Figure 2 shows the cumulative occurrences of gestational hypertension and preeclampsia according to SSRI exposure status. Women who were treated with SSRIs had a higher risk for gestational hypertension compared with women who were not exposed to SSRIs. This risk was greater for women who continued treatment relative to women who discontinued treatment (
Table 2 ). The increased risk for gestational hypertension observed among women who continued treatment appeared to be largely attributable to preeclampsia, although there was also an indication of an elevated risk for gestational hypertension without preeclampsia.
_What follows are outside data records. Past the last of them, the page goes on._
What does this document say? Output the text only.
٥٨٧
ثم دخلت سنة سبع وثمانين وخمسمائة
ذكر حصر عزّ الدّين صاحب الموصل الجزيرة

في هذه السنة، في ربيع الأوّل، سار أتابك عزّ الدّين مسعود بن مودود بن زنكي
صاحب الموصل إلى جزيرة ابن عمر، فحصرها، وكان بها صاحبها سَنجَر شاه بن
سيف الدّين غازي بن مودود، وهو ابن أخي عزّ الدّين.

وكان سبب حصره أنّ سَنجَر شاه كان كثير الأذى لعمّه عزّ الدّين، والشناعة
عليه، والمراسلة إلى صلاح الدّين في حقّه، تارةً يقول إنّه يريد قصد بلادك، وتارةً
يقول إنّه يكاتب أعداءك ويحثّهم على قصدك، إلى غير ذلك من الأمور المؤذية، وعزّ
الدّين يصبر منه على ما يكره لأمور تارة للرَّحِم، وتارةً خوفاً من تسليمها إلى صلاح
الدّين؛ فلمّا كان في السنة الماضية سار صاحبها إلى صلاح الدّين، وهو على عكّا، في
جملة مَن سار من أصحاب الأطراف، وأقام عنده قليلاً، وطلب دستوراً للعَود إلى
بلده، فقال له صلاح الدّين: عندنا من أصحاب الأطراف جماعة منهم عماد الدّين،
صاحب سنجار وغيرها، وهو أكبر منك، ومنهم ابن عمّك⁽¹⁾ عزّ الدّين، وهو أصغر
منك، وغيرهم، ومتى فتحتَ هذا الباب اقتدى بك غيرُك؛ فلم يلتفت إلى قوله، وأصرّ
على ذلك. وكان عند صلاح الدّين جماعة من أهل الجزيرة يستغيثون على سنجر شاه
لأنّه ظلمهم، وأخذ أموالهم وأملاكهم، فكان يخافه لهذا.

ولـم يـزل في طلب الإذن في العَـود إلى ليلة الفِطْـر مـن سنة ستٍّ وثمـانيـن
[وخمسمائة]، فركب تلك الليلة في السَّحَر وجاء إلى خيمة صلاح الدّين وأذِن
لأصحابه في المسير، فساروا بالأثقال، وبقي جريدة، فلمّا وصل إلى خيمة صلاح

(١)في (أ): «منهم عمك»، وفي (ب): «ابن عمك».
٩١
The results were similar when women who discontinued treatment before the end of the first trimester and did not restart their treatment were compared with women who continued treatment after the first trimester and did not discontinue their treatment during later trimesters. Relative risks did not vary greatly by gravidity or smoking status. In addition, restricting our analyses to singleton births or evaluating women who were exposed to SSRIs only (and not to non-SSRI antidepressants concomitantly) did not significantly alter the results. We did not have the power to evaluate specific SSRIs. There were 146 and 35 early-onset cases of gestational hypertension and preeclampsia, respectively. Compared with women who did not receive treatment with SSRIs, the relative risks among women who continued and discontinued treatment with SSRIs were similar for early- and late-onset gestational hypertension. However, when we compared women who continued treatment with women who did not receive treatment, the relative risk for early onset preeclampsia among women who continued treatment was 16.4 (95% CI=6.2–43.7 [based on six cases among women who continued treatment]), and the relative risk for late-onset preeclampsia among women who continued treatment was 3.5 (95% CI=1.6–7.5 [based on eight cases among women who continued treatment]). There was no indication of violation of the proportional hazards assumption in any of the analyses.